DOMANDA
Gentile Dottoressa, soffro da anni di congiuntivite allergica. Ho fatto visite sia da un’allergologa che da oculisti. Dai test è risultato che non c’è allergene che mi provoca allergia. Purtroppo mi hanno detto che avendo gli occhi chiari risultano essere molto sensibili alle radiazioni solari le quali scatenano a loro volta una forma di orticaria (ne soffre anche mia madre ma a livello cutaneo). A quanto pare dovrò fare collirio antistaminico (visuglican monodose 2-3 volte al giorno) a vita e in alcuni periodi devo anche prendere l’antistaminico per via orale, e quando gli occhi sono arrossati faccio il cortisone collirio. Non ci potrebbe essere un’altra soluzione? Davvero potrebbe essere un problema a vita?
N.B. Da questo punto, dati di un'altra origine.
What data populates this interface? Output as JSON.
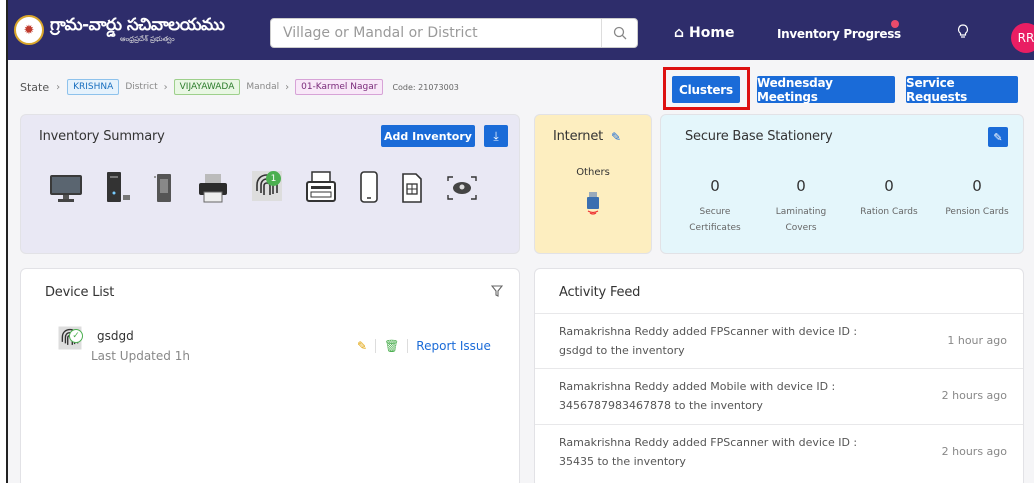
{
  "header": {
    "logo_title": "గ్రామ-వార్డు సచివాలయము",
    "logo_subtitle": "ఆంధ్రప్రదేశ్ ప్రభుత్వం",
    "search_placeholder": "Village or Mandal or District",
    "nav_home": "Home",
    "nav_inventory_progress": "Inventory Progress",
    "avatar_initials": "RR"
  },
  "breadcrumb": {
    "state": "State",
    "state_value": "KRISHNA",
    "district": "District",
    "district_value": "VIJAYAWADA",
    "mandal": "Mandal",
    "mandal_value": "01-Karmel Nagar",
    "code": "Code: 21073003"
  },
  "actions": {
    "clusters": "Clusters",
    "wednesday": "Wednesday Meetings",
    "service": "Service Requests"
  },
  "inventory_summary": {
    "title": "Inventory Summary",
    "add_label": "Add Inventory",
    "fingerprint_count": "1"
  },
  "internet": {
    "title": "Internet",
    "others": "Others"
  },
  "stationery": {
    "title": "Secure Base Stationery",
    "stats": [
      {
        "value": "0",
        "label1": "Secure",
        "label2": "Certificates"
      },
      {
        "value": "0",
        "label1": "Laminating",
        "label2": "Covers"
      },
      {
        "value": "0",
        "label1": "Ration Cards",
        "label2": ""
      },
      {
        "value": "0",
        "label1": "Pension Cards",
        "label2": ""
      }
    ]
  },
  "device_list": {
    "title": "Device List",
    "name": "gsdgd",
    "updated": "Last Updated 1h",
    "report": "Report Issue"
  },
  "activity": {
    "title": "Activity Feed",
    "items": [
      {
        "text": "Ramakrishna Reddy added FPScanner with device ID : gsdgd to the inventory",
        "time": "1 hour ago"
      },
      {
        "text": "Ramakrishna Reddy added Mobile with device ID : 3456787983467878 to the inventory",
        "time": "2 hours ago"
      },
      {
        "text": "Ramakrishna Reddy added FPScanner with device ID : 35435 to the inventory",
        "time": "2 hours ago"
      }
    ]
  },
  "colors": {
    "topbar": "#2e2d6b",
    "primary": "#1a6bd8",
    "highlight": "#dd1111",
    "avatar": "#e91e63"
  }
}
L’allergologa mi parlava della ciclosporina collirio, ma gli oculisti non hanno voluto per il rischio d’infezioni essendo immunosoppressore. L’ultima volta che sono andata dall’oculista mi ha detto di fare sia il ketoftil e il naaxia collirio. La ringrazio in anticipo
RISPOSTA
secondo alcuni studi, esitono forme di congiuntivite allergica (ma anche di rinite) con test negativi su cute e sangue, che si possono diagnosticare solo con il Test di provocazione congiuntivale specifico: questo consiste nell’instillare direttamente l’allergene sospetto e opportunamente diluito, nell’occhio, valutando la risposta che in genere è molto chiara. Per scegliere l’allergene, occorre avere almeno un sospetto e questo si basa sulla stagionalità dei disturbi, che lo specialista allergologo, con il suo aiuto, può stabilire. Il collirio a base di ciclosporina viene usato con ottimi risultati nei casi resistenti, soprattutto quando la congiuntiva ha un aspetto particolare, che fa pensare a forme di malattia diverse e più gravi di quella tipicamente allergica.